È noto che queste connessioni giocano un ruolo chiave nel fornire feedback su quanto i nostri movimenti siano sincronizzati con il nostro modello interno di ciò che speriamo di ottenere, in modo da poter aggiornare e cambiare rotta di conseguenza.
Questi percorsi della materia bianca possono anche svolgere un ruolo simile nel fornire un feedback del mondo reale che ci aiuta a regolare meglio i nostri pensieri ed emozioni, dicono i ricercatori.
"Questo lavoro suggerisce che il fattore p potrebbe benissimo attingere a inadeguatezze o carenze semplicemente nella nostra capacità di monitorare le informazioni - inclusi i nostri pensieri ed emozioni - e assicurarci che siano in sintonia con le nostre intenzioni, le nostre aspettative e le risposte che noi vieni dal mondo esterno ", ha detto Hariri.
"Quando ciò va storto, e la misura in cui ciò va storto, può provocare forme più lievi di malattia mentale o forme sempre più gravi di malattia mentale".
"Vi sono sempre più ragioni per credere che le variazioni in alcune reti cerebrali predispongano le persone ad avere qualsiasi problema di salute mentale, in modo aspecifico", ha detto il dottor Benjamin Lahey, professore di epidemiologia, psichiatria e neuroscienze comportamentali all'Università di Chicago, che non è stato coinvolto nello studio.

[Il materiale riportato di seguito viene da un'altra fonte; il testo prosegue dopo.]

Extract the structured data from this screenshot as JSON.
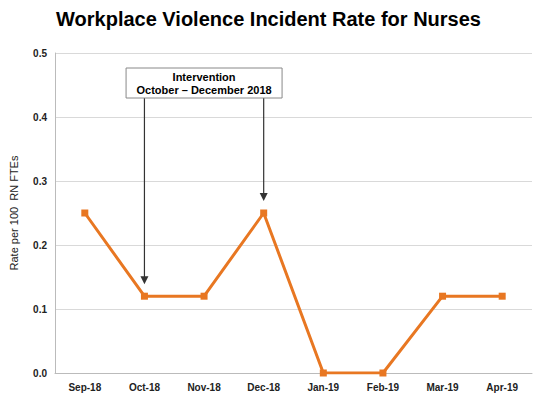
{
  "chart_data": {
    "type": "line",
    "title": "Workplace Violence Incident Rate for Nurses",
    "y_label": "Rate per 100  RN FTEs",
    "categories": [
      "Sep-18",
      "Oct-18",
      "Nov-18",
      "Dec-18",
      "Jan-19",
      "Feb-19",
      "Mar-19",
      "Apr-19"
    ],
    "values": [
      0.25,
      0.12,
      0.12,
      0.25,
      0,
      0,
      0.12,
      0.12
    ],
    "color": "#e87722",
    "marker": "square",
    "line_style": "solid",
    "ylim": [
      0,
      0.5
    ],
    "yticks": [
      {
        "value": 0,
        "label": "0.0"
      },
      0.1,
      0.2,
      0.3,
      0.4,
      0.5
    ],
    "grid": true,
    "annotations": [
      {
        "text": [
          "Intervention",
          "October – December 2018"
        ],
        "points_to": [
          "Oct-18",
          "Dec-18"
        ]
      }
    ]
  }
}
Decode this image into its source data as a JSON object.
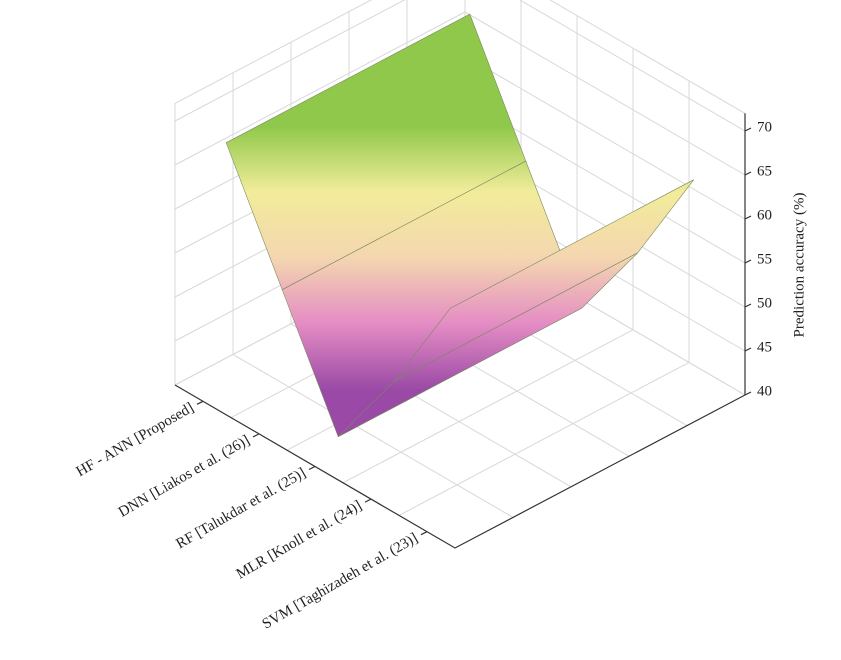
{
  "chart_data": {
    "type": "surface",
    "categories": [
      "HF - ANN [Proposed]",
      "DNN [Liakos et al. (26)]",
      "RF [Talukdar et al. (25)]",
      "MLR [Knoll et al. (24)]",
      "SVM [Taghizadeh et al. (23)]"
    ],
    "values": [
      68,
      55,
      42,
      52,
      64
    ],
    "ylabel": "Prediction accuracy (%)",
    "ylim": [
      40,
      72
    ],
    "yticks": [
      40,
      45,
      50,
      55,
      60,
      65,
      70
    ],
    "colors": [
      "#9a4aa6",
      "#e48cc4",
      "#f4d6b0",
      "#f2ec9a",
      "#8fc84a"
    ],
    "grid": true
  }
}
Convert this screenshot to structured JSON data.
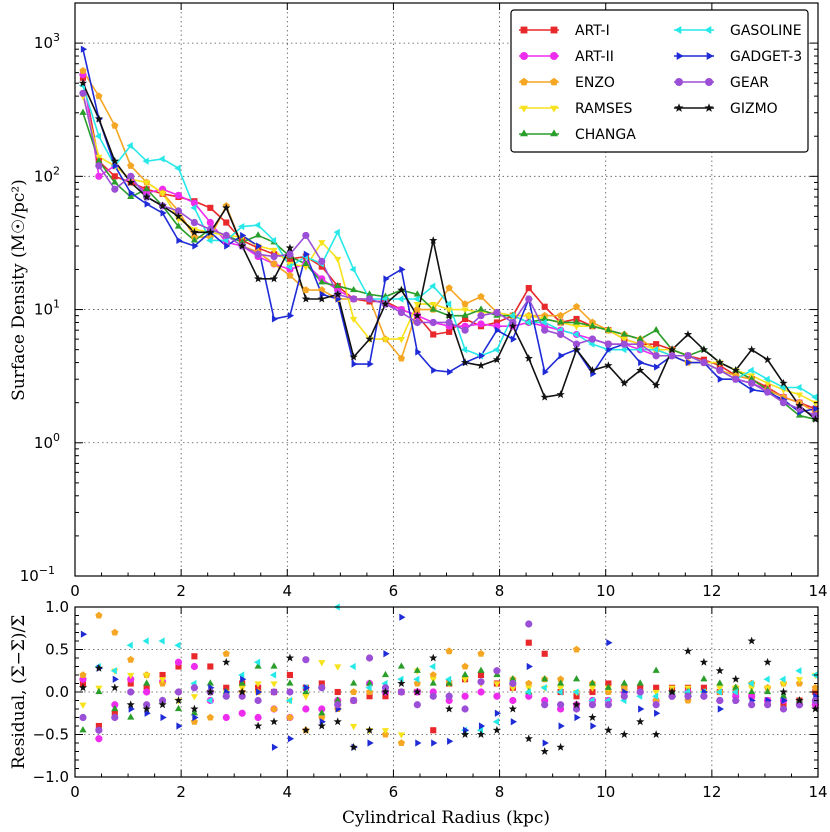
{
  "chart_data": [
    {
      "type": "line",
      "id": "surface",
      "ylabel": "Surface Density (M☉/pc²)",
      "xlabel": "",
      "yscale": "log",
      "xlim": [
        0,
        14
      ],
      "ylim": [
        0.1,
        2000
      ],
      "xticks": [
        "0",
        "2",
        "4",
        "6",
        "8",
        "10",
        "12",
        "14"
      ],
      "yticks": [
        {
          "value": 0.1,
          "base": "10",
          "exp": "−1"
        },
        {
          "value": 1,
          "base": "10",
          "exp": "0"
        },
        {
          "value": 10,
          "base": "10",
          "exp": "1"
        },
        {
          "value": 100,
          "base": "10",
          "exp": "2"
        },
        {
          "value": 1000,
          "base": "10",
          "exp": "3"
        }
      ],
      "grid": true,
      "legend_position": "top-right",
      "x": [
        0.15,
        0.45,
        0.75,
        1.05,
        1.35,
        1.65,
        1.95,
        2.25,
        2.55,
        2.85,
        3.15,
        3.45,
        3.75,
        4.05,
        4.35,
        4.65,
        4.95,
        5.25,
        5.55,
        5.85,
        6.15,
        6.45,
        6.75,
        7.05,
        7.35,
        7.65,
        7.95,
        8.25,
        8.55,
        8.85,
        9.15,
        9.45,
        9.75,
        10.05,
        10.35,
        10.65,
        10.95,
        11.25,
        11.55,
        11.85,
        12.15,
        12.45,
        12.75,
        13.05,
        13.35,
        13.65,
        13.95
      ],
      "series": [
        {
          "name": "ART-I",
          "color": "#e8282a",
          "marker": "square",
          "values": [
            550,
            130,
            100,
            90,
            80,
            74,
            70,
            65,
            58,
            45,
            33,
            29,
            26,
            24,
            25,
            21,
            15,
            12,
            11.5,
            11.5,
            10,
            9,
            6.5,
            6.8,
            8.5,
            7.5,
            8,
            9,
            14.5,
            10.5,
            8,
            8.5,
            7.5,
            7,
            6,
            5.5,
            5.5,
            5,
            4.5,
            4.2,
            3.8,
            3.2,
            3,
            2.6,
            2.2,
            2,
            1.8
          ]
        },
        {
          "name": "ART-II",
          "color": "#ee2cee",
          "marker": "circle",
          "values": [
            580,
            100,
            120,
            95,
            75,
            80,
            72,
            63,
            45,
            32,
            30,
            25,
            22,
            20,
            22,
            17,
            14,
            12,
            12,
            11,
            10,
            9,
            8,
            7.5,
            7.5,
            7.8,
            7.5,
            7.5,
            8,
            7.5,
            7,
            6.5,
            6,
            5.5,
            5.5,
            5,
            4.5,
            4.5,
            4.5,
            4,
            3.5,
            3,
            2.8,
            2.5,
            2.2,
            2,
            1.7
          ]
        },
        {
          "name": "ENZO",
          "color": "#f5a623",
          "marker": "pentagon",
          "values": [
            620,
            400,
            240,
            120,
            90,
            75,
            55,
            35,
            35,
            60,
            30,
            27,
            22,
            18,
            14,
            14,
            12,
            12,
            12,
            6,
            4.3,
            10,
            10,
            14.5,
            11,
            12.5,
            9.5,
            9,
            9,
            9,
            9,
            10.5,
            8,
            7,
            6.5,
            6,
            5,
            4.5,
            4,
            4,
            3.5,
            3.2,
            3,
            2.5,
            2.2,
            2,
            1.7
          ]
        },
        {
          "name": "RAMSES",
          "color": "#f7e21c",
          "marker": "triangle-down",
          "values": [
            400,
            140,
            120,
            95,
            90,
            75,
            48,
            40,
            38,
            36,
            35,
            30,
            28,
            22,
            21,
            32,
            24,
            8.5,
            6,
            6,
            6,
            11,
            11,
            10,
            10,
            9.5,
            9.5,
            9,
            9,
            8.5,
            8,
            7.5,
            7.5,
            7,
            6,
            5.5,
            5,
            5,
            4.5,
            4,
            4,
            3.5,
            3.2,
            2.8,
            2.5,
            2.3,
            2
          ]
        },
        {
          "name": "CHANGA",
          "color": "#2a9e2a",
          "marker": "triangle-up",
          "values": [
            300,
            130,
            90,
            70,
            80,
            60,
            42,
            33,
            40,
            36,
            32,
            36,
            32,
            25,
            22,
            16,
            15,
            14,
            13,
            12.5,
            14,
            13,
            10,
            9,
            9,
            10,
            9,
            9,
            8,
            8.5,
            8,
            8,
            7.5,
            7,
            6.5,
            6,
            7,
            5,
            4.5,
            5,
            4,
            3.5,
            3,
            2.5,
            2,
            1.6,
            1.5
          ]
        },
        {
          "name": "GASOLINE",
          "color": "#27e8e8",
          "marker": "triangle-left",
          "values": [
            480,
            200,
            120,
            170,
            130,
            135,
            115,
            58,
            33,
            33,
            42,
            43,
            33,
            21,
            25,
            22,
            38,
            20,
            12,
            12,
            12,
            12,
            15,
            11,
            5,
            4.5,
            5,
            9,
            8,
            8,
            7,
            6.5,
            5.5,
            5,
            5,
            5,
            5,
            4.5,
            4.5,
            4,
            3.5,
            3,
            3.5,
            3,
            2.6,
            2.6,
            2.2
          ]
        },
        {
          "name": "GADGET-3",
          "color": "#1f2bd6",
          "marker": "triangle-right",
          "values": [
            900,
            270,
            120,
            75,
            62,
            53,
            33,
            30,
            38,
            30,
            36,
            30,
            8.5,
            9,
            26,
            13,
            12,
            3.9,
            3.9,
            17,
            20,
            4.8,
            3.5,
            3.4,
            4,
            4.5,
            7,
            6,
            12,
            3.4,
            4.5,
            5,
            3.3,
            5,
            5.5,
            4,
            3.7,
            4.5,
            4,
            4,
            3,
            3,
            2.5,
            2.4,
            2.1,
            1.7,
            1.8
          ]
        },
        {
          "name": "GEAR",
          "color": "#9b4fd6",
          "marker": "circle",
          "values": [
            420,
            120,
            80,
            100,
            70,
            60,
            55,
            45,
            40,
            36,
            30,
            26,
            25,
            26,
            36,
            23,
            13,
            12,
            12,
            11,
            9.5,
            8,
            8,
            8,
            7,
            9,
            9.5,
            8,
            12,
            7,
            6.5,
            5.5,
            6,
            5.5,
            5.5,
            5.5,
            4.5,
            4.5,
            4.5,
            4,
            3.5,
            3,
            2.8,
            2.4,
            2,
            1.8,
            1.6
          ]
        },
        {
          "name": "GIZMO",
          "color": "#111111",
          "marker": "star",
          "values": [
            500,
            270,
            130,
            90,
            70,
            60,
            50,
            38,
            38,
            58,
            30,
            17,
            17,
            29,
            12,
            12,
            13,
            4.4,
            6,
            11,
            14,
            9,
            33,
            9,
            4,
            3.8,
            4.2,
            7.5,
            4.3,
            2.2,
            2.3,
            5,
            3.5,
            3.8,
            2.8,
            3.5,
            2.7,
            5,
            6.5,
            5,
            4,
            3.5,
            5,
            4.2,
            2.8,
            1.9,
            1.5
          ]
        }
      ]
    },
    {
      "type": "scatter",
      "id": "residual",
      "ylabel": "Residual, (Σ−Σ̄)/Σ̄",
      "xlabel": "Cylindrical Radius (kpc)",
      "xlim": [
        0,
        14
      ],
      "ylim": [
        -1.0,
        1.0
      ],
      "xticks": [
        "0",
        "2",
        "4",
        "6",
        "8",
        "10",
        "12",
        "14"
      ],
      "yticks": [
        "−1.0",
        "−0.5",
        "0.0",
        "0.5",
        "1.0"
      ],
      "ytick_values": [
        -1.0,
        -0.5,
        0.0,
        0.5,
        1.0
      ],
      "grid": true,
      "series": [
        {
          "name": "ART-I",
          "values": [
            0.1,
            -0.4,
            -0.25,
            0.1,
            0.05,
            0.2,
            0.3,
            0.42,
            0.3,
            0.05,
            0.1,
            0.05,
            0.0,
            0.2,
            0.05,
            0.1,
            0.0,
            -0.1,
            -0.05,
            -0.05,
            0.0,
            0.0,
            -0.45,
            0.1,
            0.15,
            0.2,
            0.1,
            0.05,
            0.58,
            0.45,
            0.0,
            -0.05,
            0.0,
            0.1,
            0.05,
            0.05,
            0.05,
            0.05,
            0.05,
            0.05,
            0.0,
            0.0,
            -0.05,
            -0.1,
            -0.15,
            -0.1,
            0.0
          ]
        },
        {
          "name": "ART-II",
          "values": [
            0.15,
            -0.55,
            -0.15,
            0.15,
            0.0,
            0.12,
            0.35,
            0.3,
            -0.1,
            -0.3,
            -0.25,
            -0.3,
            -0.2,
            -0.3,
            -0.2,
            -0.2,
            -0.1,
            -0.1,
            0.1,
            0.0,
            0.0,
            0.0,
            0.0,
            -0.1,
            -0.05,
            0.0,
            -0.05,
            -0.1,
            -0.05,
            -0.1,
            -0.2,
            -0.15,
            -0.1,
            -0.1,
            0.0,
            0.0,
            -0.1,
            -0.05,
            0.0,
            -0.05,
            -0.1,
            -0.05,
            -0.05,
            -0.1,
            -0.1,
            -0.15,
            -0.15
          ]
        },
        {
          "name": "ENZO",
          "values": [
            0.2,
            0.9,
            0.7,
            0.38,
            0.2,
            0.1,
            0.0,
            -0.35,
            -0.3,
            0.45,
            0.0,
            0.0,
            -0.2,
            -0.3,
            -0.45,
            -0.3,
            -0.2,
            0.0,
            0.0,
            -0.5,
            -0.6,
            0.1,
            0.2,
            0.48,
            0.3,
            0.45,
            0.25,
            0.15,
            0.1,
            0.15,
            0.15,
            0.5,
            0.1,
            0.0,
            0.05,
            0.0,
            -0.1,
            -0.05,
            -0.1,
            0.0,
            0.0,
            0.05,
            0.1,
            0.05,
            0.1,
            0.1,
            0.05
          ]
        },
        {
          "name": "RAMSES",
          "values": [
            -0.15,
            0.05,
            0.25,
            0.2,
            0.2,
            0.15,
            -0.1,
            -0.05,
            0.0,
            0.0,
            0.05,
            0.1,
            0.1,
            -0.1,
            -0.05,
            0.35,
            0.3,
            -0.4,
            -0.45,
            -0.45,
            -0.5,
            0.25,
            0.15,
            0.1,
            0.15,
            0.1,
            0.1,
            0.05,
            0.05,
            0.05,
            0.05,
            0.0,
            0.05,
            0.05,
            0.0,
            0.0,
            0.0,
            0.05,
            0.05,
            0.0,
            0.05,
            0.05,
            0.05,
            0.05,
            0.1,
            0.15,
            0.2
          ]
        },
        {
          "name": "CHANGA",
          "values": [
            -0.45,
            0.0,
            -0.2,
            -0.3,
            0.1,
            -0.1,
            -0.2,
            -0.25,
            0.1,
            0.0,
            0.1,
            0.3,
            0.3,
            0.1,
            0.0,
            -0.25,
            -0.1,
            0.1,
            0.1,
            0.2,
            0.3,
            0.25,
            0.1,
            0.1,
            0.2,
            0.25,
            0.2,
            0.15,
            0.0,
            0.15,
            0.1,
            0.15,
            0.1,
            0.05,
            0.1,
            0.1,
            0.25,
            0.0,
            0.0,
            0.15,
            0.1,
            0.05,
            0.0,
            0.0,
            -0.05,
            -0.1,
            -0.1
          ]
        },
        {
          "name": "GASOLINE",
          "values": [
            -0.3,
            0.3,
            0.25,
            0.55,
            0.6,
            0.6,
            0.55,
            0.1,
            -0.1,
            -0.05,
            0.2,
            0.35,
            0.2,
            -0.1,
            0.05,
            0.05,
            1.0,
            0.3,
            0.05,
            0.1,
            0.15,
            0.15,
            0.3,
            0.15,
            -0.45,
            -0.45,
            -0.35,
            0.1,
            0.0,
            0.05,
            0.0,
            0.0,
            -0.1,
            -0.1,
            -0.1,
            -0.05,
            -0.05,
            -0.05,
            0.0,
            0.0,
            0.0,
            0.0,
            0.1,
            0.15,
            0.15,
            0.25,
            0.2
          ]
        },
        {
          "name": "GADGET-3",
          "values": [
            0.68,
            0.28,
            0.15,
            -0.2,
            -0.25,
            -0.3,
            -0.4,
            -0.3,
            0.05,
            0.0,
            0.15,
            0.0,
            -0.65,
            -0.55,
            0.05,
            -0.35,
            -0.2,
            -0.65,
            -0.6,
            0.45,
            0.88,
            -0.6,
            -0.6,
            -0.58,
            -0.45,
            -0.4,
            -0.25,
            -0.35,
            0.3,
            -0.6,
            -0.4,
            -0.3,
            -0.4,
            0.58,
            0.0,
            -0.2,
            -0.25,
            -0.05,
            -0.05,
            0.0,
            -0.2,
            -0.1,
            -0.1,
            -0.1,
            -0.1,
            -0.15,
            -0.05
          ]
        },
        {
          "name": "GEAR",
          "values": [
            -0.3,
            -0.45,
            -0.3,
            0.0,
            -0.15,
            -0.1,
            0.0,
            0.05,
            0.0,
            -0.05,
            -0.05,
            -0.1,
            0.0,
            0.0,
            0.38,
            0.05,
            -0.15,
            -0.1,
            0.4,
            0.05,
            0.0,
            -0.15,
            -0.05,
            -0.05,
            -0.2,
            0.12,
            0.25,
            0.1,
            0.8,
            -0.15,
            -0.15,
            -0.2,
            -0.15,
            -0.15,
            -0.05,
            0.0,
            -0.15,
            -0.05,
            -0.05,
            -0.05,
            -0.1,
            -0.1,
            -0.15,
            -0.15,
            -0.2,
            -0.15,
            -0.1
          ]
        },
        {
          "name": "GIZMO",
          "values": [
            0.05,
            0.28,
            0.05,
            -0.15,
            -0.2,
            -0.15,
            -0.1,
            -0.2,
            0.0,
            0.35,
            0.0,
            -0.4,
            -0.35,
            0.4,
            -0.45,
            -0.4,
            -0.35,
            -0.65,
            -0.45,
            0.0,
            0.1,
            0.0,
            0.4,
            -0.2,
            -0.5,
            -0.5,
            -0.45,
            -0.2,
            -0.55,
            -0.7,
            -0.65,
            -0.15,
            -0.3,
            -0.45,
            -0.5,
            -0.35,
            -0.5,
            0.0,
            0.48,
            0.35,
            0.25,
            0.15,
            0.6,
            0.35,
            0.0,
            -0.1,
            -0.2
          ]
        }
      ]
    }
  ]
}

"Se questi risultati vengono replicati, saranno di grande importanza per il modo in cui comprendiamo le basi neurali dei problemi psicologici".
Tuttavia, avverte Lahey, potrebbe essere difficile replicare i risultati su un gruppo più diversificato rispetto agli studenti universitari Duke, che nel complesso potrebbero essere più sani e avere punteggi di intelligenza più alti rispetto alla popolazione generale.
Il team prevede di ripetere lo studio in diverse popolazioni, a partire dai neozelandesi che partecipano allo studio a lungo termine di Dunedin, e cercherà scansioni MRI più dettagliate del cervelletto per esplorare precisamente quale ruolo gioca questa regione del cervello nella salute mentale.
"Al di fuori di una tasca di ricercatori dedicati, il cervelletto è una struttura in gran parte trascurata nella ricerca neuropsichiatrica", ha detto Hariri. "Cervelletto significa letteralmente 'piccolo cervello' e miriamo a dargli un po 'più di rispetto."